Whale Watch was formed in 1987 at time when Maori were casualties of Kaikoura’s declining economy. At this time of difficulty, Kati Kuri leaders like Bill Solomon believed the local sperm whales held the answer to the unemployment problems of the Maori community. They knew their ancestor Paikea had journeyed to new life in New Zealand on the back of the whale Tohora. It seemed appropriate for Paikea’s descendants to again ride on the back of the whale to new life.
And so it proved to be.
The Kati Kuri founders of Whale Watch mortgaged their houses to secure loan to start the business. In the early days passengers travelled aboard small inflatable vessel. In time, the inflatable was replaced by larger boat with an upper viewing deck – the Uruao – until today the Whale Watch fleet numbers four modern catamarans each specially designed for whale watching.
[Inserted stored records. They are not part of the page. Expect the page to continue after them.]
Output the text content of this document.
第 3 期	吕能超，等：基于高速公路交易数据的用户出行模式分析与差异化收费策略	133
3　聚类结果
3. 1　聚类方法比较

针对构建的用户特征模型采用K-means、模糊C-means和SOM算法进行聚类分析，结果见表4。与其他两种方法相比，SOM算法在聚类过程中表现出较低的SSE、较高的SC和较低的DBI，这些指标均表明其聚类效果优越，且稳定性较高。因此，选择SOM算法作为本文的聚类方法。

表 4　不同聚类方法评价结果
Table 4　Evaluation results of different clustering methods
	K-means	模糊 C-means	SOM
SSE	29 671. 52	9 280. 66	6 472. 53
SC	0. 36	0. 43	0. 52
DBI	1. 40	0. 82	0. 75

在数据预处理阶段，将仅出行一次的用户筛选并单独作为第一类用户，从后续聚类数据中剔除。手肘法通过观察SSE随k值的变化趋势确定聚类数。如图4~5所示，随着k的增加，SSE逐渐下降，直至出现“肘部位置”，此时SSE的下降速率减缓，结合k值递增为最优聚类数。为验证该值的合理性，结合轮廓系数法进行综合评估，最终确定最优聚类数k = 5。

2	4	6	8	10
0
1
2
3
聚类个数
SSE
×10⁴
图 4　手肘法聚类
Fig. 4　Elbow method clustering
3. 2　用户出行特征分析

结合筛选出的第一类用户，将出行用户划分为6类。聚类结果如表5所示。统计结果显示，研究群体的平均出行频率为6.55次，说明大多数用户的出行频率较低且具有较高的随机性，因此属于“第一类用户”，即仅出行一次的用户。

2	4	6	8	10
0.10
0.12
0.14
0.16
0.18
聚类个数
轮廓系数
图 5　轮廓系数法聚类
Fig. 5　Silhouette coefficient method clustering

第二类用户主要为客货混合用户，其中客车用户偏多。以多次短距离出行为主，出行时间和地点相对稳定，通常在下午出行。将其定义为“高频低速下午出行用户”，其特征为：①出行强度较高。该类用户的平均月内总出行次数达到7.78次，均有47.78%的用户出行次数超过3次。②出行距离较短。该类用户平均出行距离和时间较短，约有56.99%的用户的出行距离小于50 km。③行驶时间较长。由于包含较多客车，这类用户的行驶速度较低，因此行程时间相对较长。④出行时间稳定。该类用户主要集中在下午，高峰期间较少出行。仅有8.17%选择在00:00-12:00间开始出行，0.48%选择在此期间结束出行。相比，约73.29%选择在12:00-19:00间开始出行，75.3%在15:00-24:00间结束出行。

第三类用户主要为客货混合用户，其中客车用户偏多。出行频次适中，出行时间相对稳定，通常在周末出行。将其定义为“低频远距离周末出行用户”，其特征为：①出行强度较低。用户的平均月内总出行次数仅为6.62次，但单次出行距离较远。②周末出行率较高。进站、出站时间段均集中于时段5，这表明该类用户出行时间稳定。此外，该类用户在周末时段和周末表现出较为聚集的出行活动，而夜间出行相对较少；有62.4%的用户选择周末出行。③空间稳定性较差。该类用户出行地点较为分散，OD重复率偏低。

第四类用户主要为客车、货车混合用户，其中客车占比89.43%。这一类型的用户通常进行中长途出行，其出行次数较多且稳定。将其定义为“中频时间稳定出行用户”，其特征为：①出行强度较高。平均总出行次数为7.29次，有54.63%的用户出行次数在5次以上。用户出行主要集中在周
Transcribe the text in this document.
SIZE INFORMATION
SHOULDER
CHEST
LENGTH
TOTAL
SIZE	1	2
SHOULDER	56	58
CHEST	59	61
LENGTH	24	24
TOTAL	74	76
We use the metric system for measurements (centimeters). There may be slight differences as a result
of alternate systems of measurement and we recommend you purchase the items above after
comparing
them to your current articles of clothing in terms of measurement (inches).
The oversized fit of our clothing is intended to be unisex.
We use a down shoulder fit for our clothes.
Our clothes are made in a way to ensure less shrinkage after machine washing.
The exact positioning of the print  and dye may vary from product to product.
The expansion of the Whale Watch fleet required the building of an entire marina in South Bay. It is from here that all whale watching tours now depart.

Due to the phenomenal success of Whale Watch, Kaikoura is now one of New Zealand’s leading tourism experiences offering diverse range of exciting marine wildlife encounters. The company has stimulated investment in new accommodation, restaurants and an impressive array of cafes and galleries filled with the work of local artists.
Paikea and Tohora still form the symbolic centre of Whale Watch. They represent the spiritual bond between the human world and the natural world and speak of the possibilities that reveal themselves when the world of nature is revered rather than exploited.